Rapson was recruited in 1954 to become Dean of the University of Minnesota’s School of Architecture (now the College of Design, School of Architecture – CDes). He was the first dean of a school of architecture to combine educational administration with an architectural practice. Over the thirty years of his tenure, he molded the leadership of two generations of architectural practice, cultivated a student body possessing peerless drawing skills, brought in visiting professors such as Buckminster Fuller and Siegfried Gideon, and elevated Minnesota into the top half-dozen architectural programs in the nation.
Over the next fifty years, the architectural office of Ralph Rapson and Associates designed projects that helped establish and define the modern architecture movement in Minnesota. From a dozen homes in the University Grove neighborhood to such widely heralded private residences such as the Pillsbury and Brooks houses. From the Hope Lutheran, St. Peters, and St. Thomas churches to a credit union later converted to the Minneapolis Southeast Branch Library.
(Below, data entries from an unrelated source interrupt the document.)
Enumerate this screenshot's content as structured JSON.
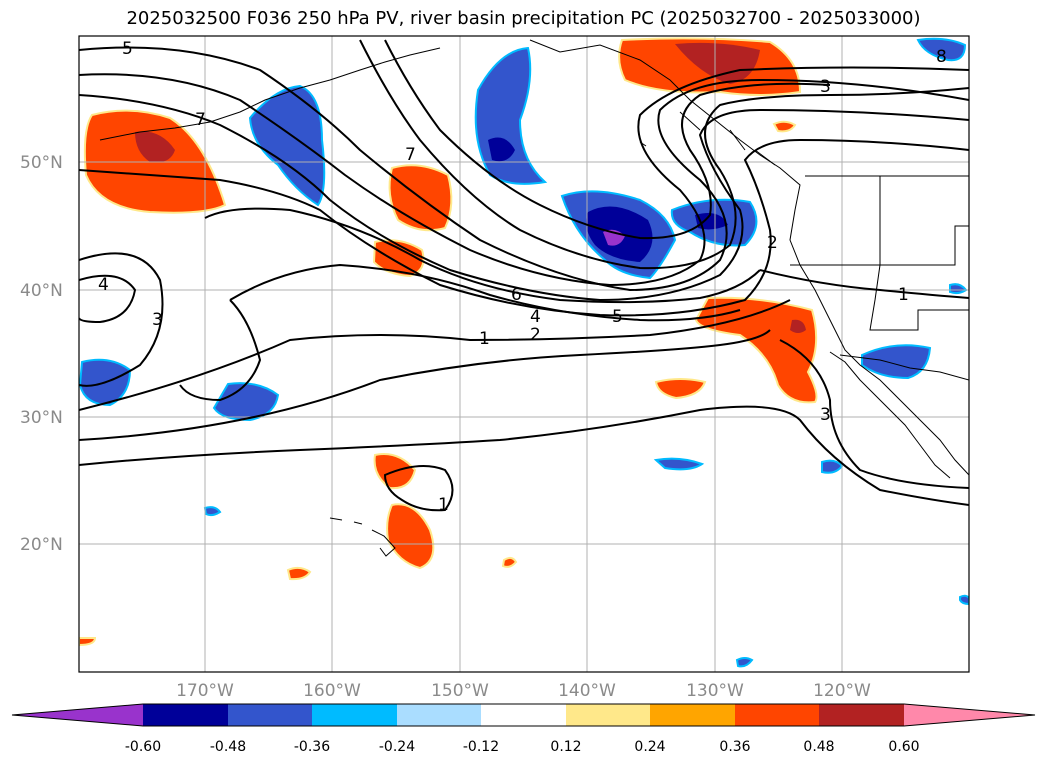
{
  "title": "2025032500 F036 250 hPa PV, river basin precipitation PC (2025032700 - 2025033000)",
  "map": {
    "lat_labels": [
      "50°N",
      "40°N",
      "30°N",
      "20°N"
    ],
    "lon_labels": [
      "170°W",
      "160°W",
      "150°W",
      "140°W",
      "130°W",
      "120°W"
    ],
    "contour_labels": [
      "5",
      "7",
      "4",
      "3",
      "7",
      "6",
      "4",
      "5",
      "2",
      "1",
      "2",
      "1",
      "3",
      "1",
      "3",
      "8"
    ]
  },
  "colorbar": {
    "labels": [
      "-0.60",
      "-0.48",
      "-0.36",
      "-0.24",
      "-0.12",
      "0.12",
      "0.24",
      "0.36",
      "0.48",
      "0.60"
    ],
    "colors": [
      "#9933cc",
      "#000099",
      "#3355cc",
      "#00bbff",
      "#aaddff",
      "#ffffff",
      "#ffe88a",
      "#ffa500",
      "#ff4500",
      "#b22222",
      "#ff88aa"
    ]
  },
  "palette": {
    "magenta": "#9933cc",
    "navy": "#000099",
    "blue": "#3355cc",
    "cyan": "#00bbff",
    "lightblue": "#aaddff",
    "yellow": "#ffe88a",
    "orange": "#ffa500",
    "redorange": "#ff4500",
    "darkred": "#b22222",
    "pink": "#ff88aa"
  }
}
From performing arts centers and his own glass house in Wisconsin to the multicolored towers of Cedar Riverside. The building for which he is probably best know, the Guthrie Theatre, was heralded as one of the most innovative and important theater designs of the post-War era, a civic icon that gave physical manifestation to Tyrone Guthrie’s vision for the nation’s first regional repertory theater.
Rapson, the first AIA Minnesota Gold Medal Award recipient in 1979, was passionate in all he did, and gave back to the profession in numerous ways. He was integral in the Minnesota Architectural Foundation (MAF), a group established in 1970 to serve charitable, scientific and educational purposes relating to the encouragement & improvement of the architectural environment. Su Blumentals, FAIA, Blumentals Architecture, a long-time foundation member and student of Ralph’s reflected, “I have often wondered what my career path would have been had not Ralph, upon becoming the head of the School of Architecture, changed policy to allow women to enroll. I would have been out of luck.”
He influenced so many generations as a mentor in this and similar ways. He leaves behind a wealth of inspiration among the architectural profession and students. The Ralph Rapson Traveling Fellowship, first awarded in 1989, gives young Minnesota architectural graduates or practitioners $10,000 to $12,000 to advance their education in architecture through foreign or domestic travel-study, is one such example.
“Ralph always approached architectural practice and career with enthusiasm paired with style, grace and optimism,” said DeAngelo. “We will continue his legacy to inspire great design and connect architectural students and the profession. He will truly be missed.”